Abstract

Not only have submarine hydrothermal systems been responsible for a variety of mineral deposits, they may also have contributed to the emergence of life in the Hadean. Sulfide deposits can be precipitated where metal-bearing hydrothermal solutions invade bacteriogenic H2S-bearing wet sediments and the overlying seawater or brine. Similarly, life might be viewed as a complex organic product that emerged when and where hydrothermal H2 and other reduced chemical species reacted with CO2 and other mildly oxidized molecules dissolved in the Hadean ocean. Semipermeable and semiconducting FeS barriers or membranes would have precipitated spontaneously where H2 and HS-bearing alkaline waters at <110°C seeped into the cool mildly acidic Fe-bearing Hadean ocean at a submarine hydrothermal mound on a ridge flank or on the deep ocean floor. The mound, consisting of Mg-rich clays, ephemeral carbonates, green rust, as well as the sulfides, acted as a natural, self-restoring hydrothermal reactor. In particular, the sulfide barriers, composed of mackinawite and greigite, prevented the immediate titration of the two fluids and controlled their interactions. Metal sulfides were, and in tiny amounts are still, vital to all cells. Among other reactions they help catalyze the reduction of CO2 in autotrophic bacteria, including photosynthetic organisms. And the structure of greigite (NiFe5S8) is remarkably similar to the active sites (e.g., NiFe4S5) of the enzyme promoting the early metabolic pathway that generates acetate (CH3COO) and H2O from CO2, H2, and a methyl group (-CH3). So clusters of greigite, sequestered in a simple organic envelope, could have acted as a protoenzyme, catalyzing the synthesis of acetate in the hydrothermal mound in the same way.

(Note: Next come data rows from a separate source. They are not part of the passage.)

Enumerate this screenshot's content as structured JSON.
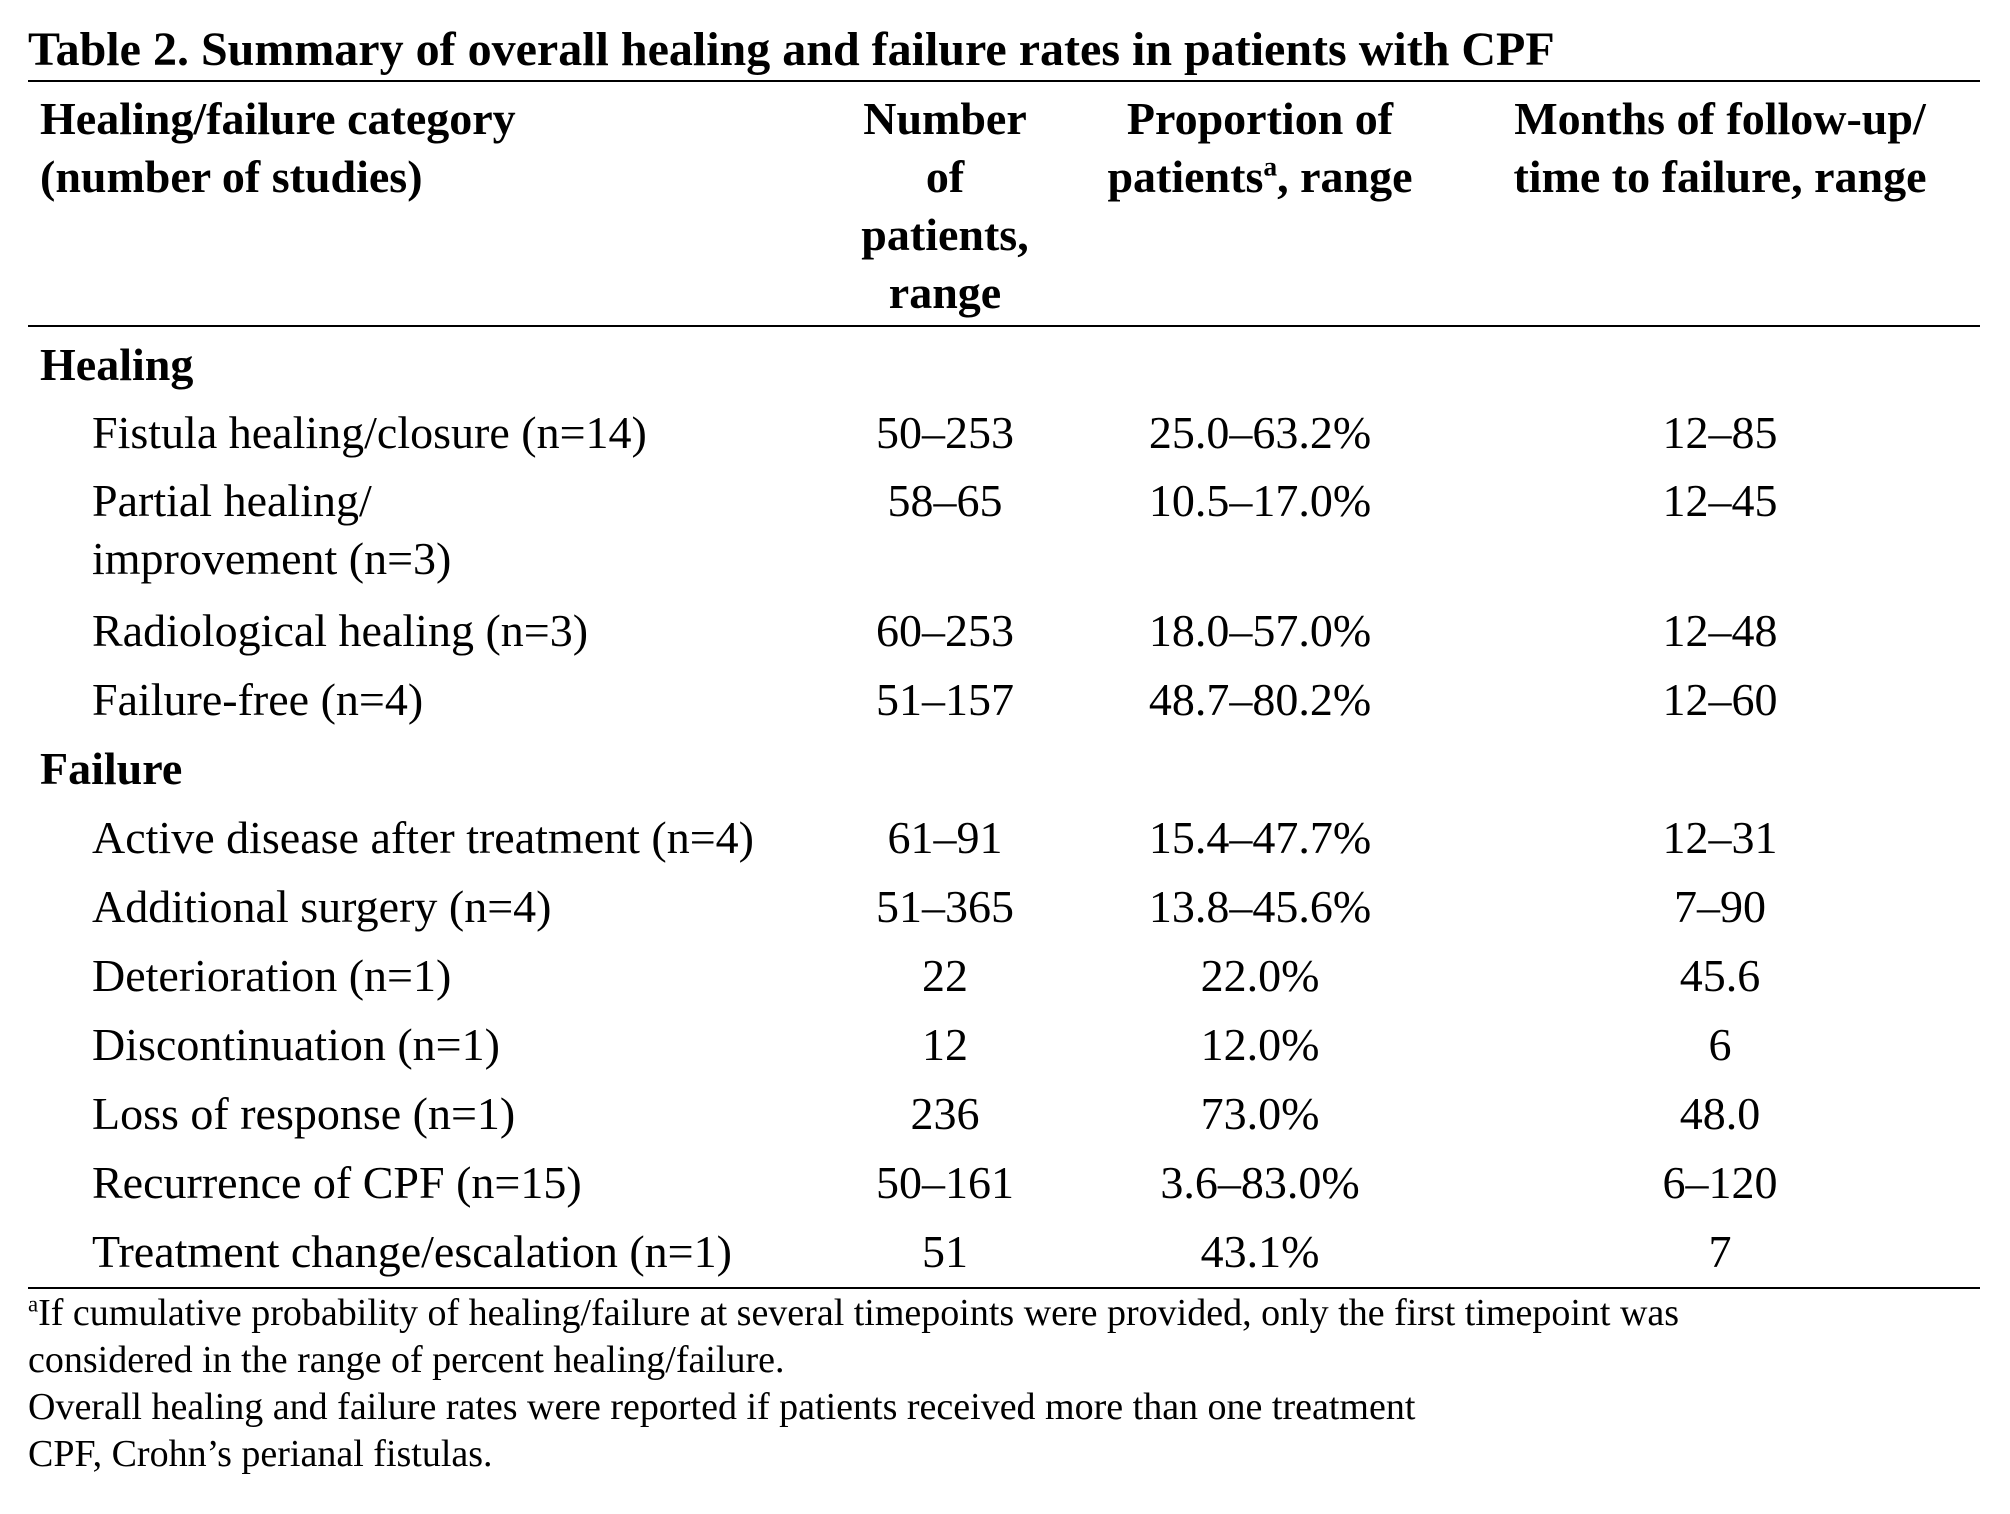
{
  "title": "Table 2. Summary of overall healing and failure rates in patients with CPF",
  "headers": {
    "category": [
      "Healing/failure category",
      "(number of studies)"
    ],
    "number": [
      "Number",
      "of",
      "patients,",
      "range"
    ],
    "proportion": [
      "Proportion of",
      "patients",
      "a",
      ", range"
    ],
    "months": [
      "Months of follow-up/",
      "time to failure, range"
    ]
  },
  "sections": [
    {
      "label": "Healing",
      "rows": [
        {
          "category": "Fistula healing/closure (n=14)",
          "number": "50–253",
          "proportion": "25.0–63.2%",
          "months": "12–85"
        },
        {
          "category_lines": [
            "Partial healing/",
            "improvement (n=3)"
          ],
          "number": "58–65",
          "proportion": "10.5–17.0%",
          "months": "12–45"
        },
        {
          "category": "Radiological healing (n=3)",
          "number": "60–253",
          "proportion": "18.0–57.0%",
          "months": "12–48"
        },
        {
          "category": "Failure-free (n=4)",
          "number": "51–157",
          "proportion": "48.7–80.2%",
          "months": "12–60"
        }
      ]
    },
    {
      "label": "Failure",
      "rows": [
        {
          "category": "Active disease after treatment (n=4)",
          "number": "61–91",
          "proportion": "15.4–47.7%",
          "months": "12–31"
        },
        {
          "category": "Additional surgery (n=4)",
          "number": "51–365",
          "proportion": "13.8–45.6%",
          "months": "7–90"
        },
        {
          "category": "Deterioration (n=1)",
          "number": "22",
          "proportion": "22.0%",
          "months": "45.6"
        },
        {
          "category": "Discontinuation (n=1)",
          "number": "12",
          "proportion": "12.0%",
          "months": "6"
        },
        {
          "category": "Loss of response (n=1)",
          "number": "236",
          "proportion": "73.0%",
          "months": "48.0"
        },
        {
          "category": "Recurrence of CPF (n=15)",
          "number": "50–161",
          "proportion": "3.6–83.0%",
          "months": "6–120"
        },
        {
          "category": "Treatment change/escalation (n=1)",
          "number": "51",
          "proportion": "43.1%",
          "months": "7"
        }
      ]
    }
  ],
  "footnotes": {
    "a_marker": "a",
    "a_text_line1": "If cumulative probability of healing/failure at several timepoints were provided, only the first timepoint was",
    "a_text_line2": "considered in the range of percent healing/failure.",
    "note2": "Overall healing and failure rates were reported if patients received more than one treatment",
    "note3": "CPF, Crohn’s perianal fistulas."
  }
}
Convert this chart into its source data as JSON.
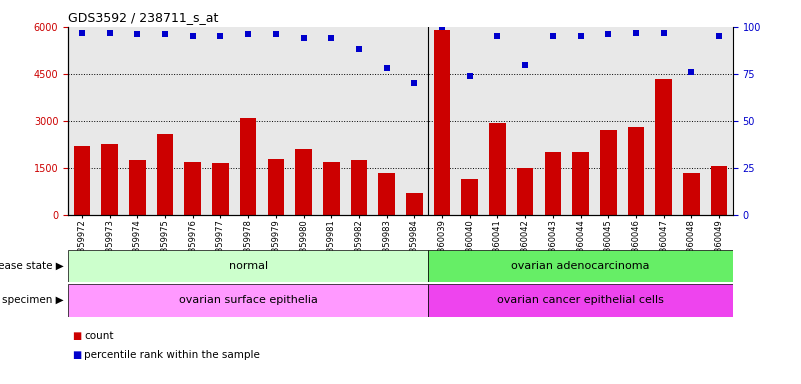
{
  "title": "GDS3592 / 238711_s_at",
  "categories": [
    "GSM359972",
    "GSM359973",
    "GSM359974",
    "GSM359975",
    "GSM359976",
    "GSM359977",
    "GSM359978",
    "GSM359979",
    "GSM359980",
    "GSM359981",
    "GSM359982",
    "GSM359983",
    "GSM359984",
    "GSM360039",
    "GSM360040",
    "GSM360041",
    "GSM360042",
    "GSM360043",
    "GSM360044",
    "GSM360045",
    "GSM360046",
    "GSM360047",
    "GSM360048",
    "GSM360049"
  ],
  "counts": [
    2200,
    2250,
    1750,
    2600,
    1700,
    1650,
    3100,
    1800,
    2100,
    1700,
    1750,
    1350,
    700,
    5900,
    1150,
    2950,
    1500,
    2000,
    2000,
    2700,
    2800,
    4350,
    1350,
    1550
  ],
  "percentiles": [
    97,
    97,
    96,
    96,
    95,
    95,
    96,
    96,
    94,
    94,
    88,
    78,
    70,
    100,
    74,
    95,
    80,
    95,
    95,
    96,
    97,
    97,
    76,
    95
  ],
  "bar_color": "#cc0000",
  "dot_color": "#0000cc",
  "ylim_left": [
    0,
    6000
  ],
  "ylim_right": [
    0,
    100
  ],
  "yticks_left": [
    0,
    1500,
    3000,
    4500,
    6000
  ],
  "yticks_right": [
    0,
    25,
    50,
    75,
    100
  ],
  "group1_label": "normal",
  "group2_label": "ovarian adenocarcinoma",
  "group1_specimen": "ovarian surface epithelia",
  "group2_specimen": "ovarian cancer epithelial cells",
  "group1_count": 13,
  "group2_count": 11,
  "group1_bg": "#ccffcc",
  "group2_bg": "#66ee66",
  "specimen1_bg": "#ff99ff",
  "specimen2_bg": "#ee44ee",
  "legend_count_label": "count",
  "legend_pct_label": "percentile rank within the sample",
  "plot_bg": "#e8e8e8",
  "fig_bg": "#ffffff"
}
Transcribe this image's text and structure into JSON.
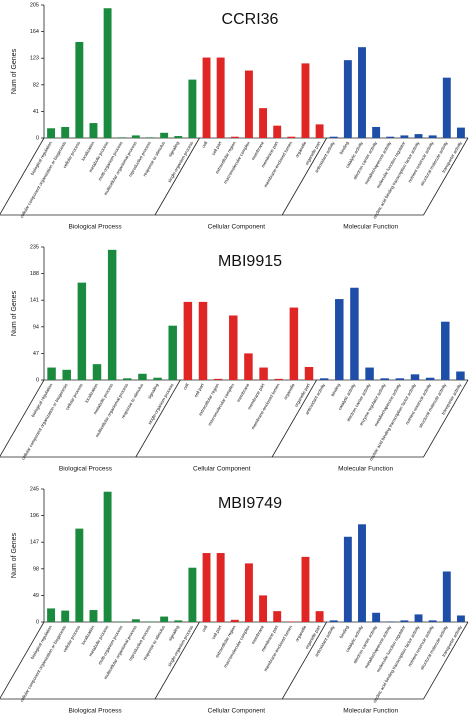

Although, like "spent" ore fluid, most of the acetate and all of the water would have been lost to the Hadean ocean, an acetate fraction retained in microcavities within the mound could have combined to form the simple organic building blocks of life. Hydrothermal ammonia and minor cyanide also would have contributed to the synthesis of amino and nucleic acids. Traces of phosphorylated organic molecules, such as RNA (ribonucleic acid), would have adhered to mineral surfaces in the membranous barriers. Once their phosphates were bonded to such a surface, short RNA strands could have polymerized and provided a crude code for the assembly of variable sequences of amino acids (incipient proteins) generated in the same milieu. Alternatively, they could have replicated further RNA. Amino-acid sequences were a significant component of the first membranes and would have influenced membrane and cell survival. Once RNA codes for successful amino-acid sequences were passed on to daughter cells then life could be said to have emerged and evolution to have begun. Bacteria have flourished around hot springs ever since and on occasion have been responsible for the deposition of giant base metal sulfide deposits at or below the sea floor.

Hence the study of life may be best begun by the study of those physico-chemical phenomena which result from the contact of two different liquids. Stéphane Leduc 1911, p. xiv.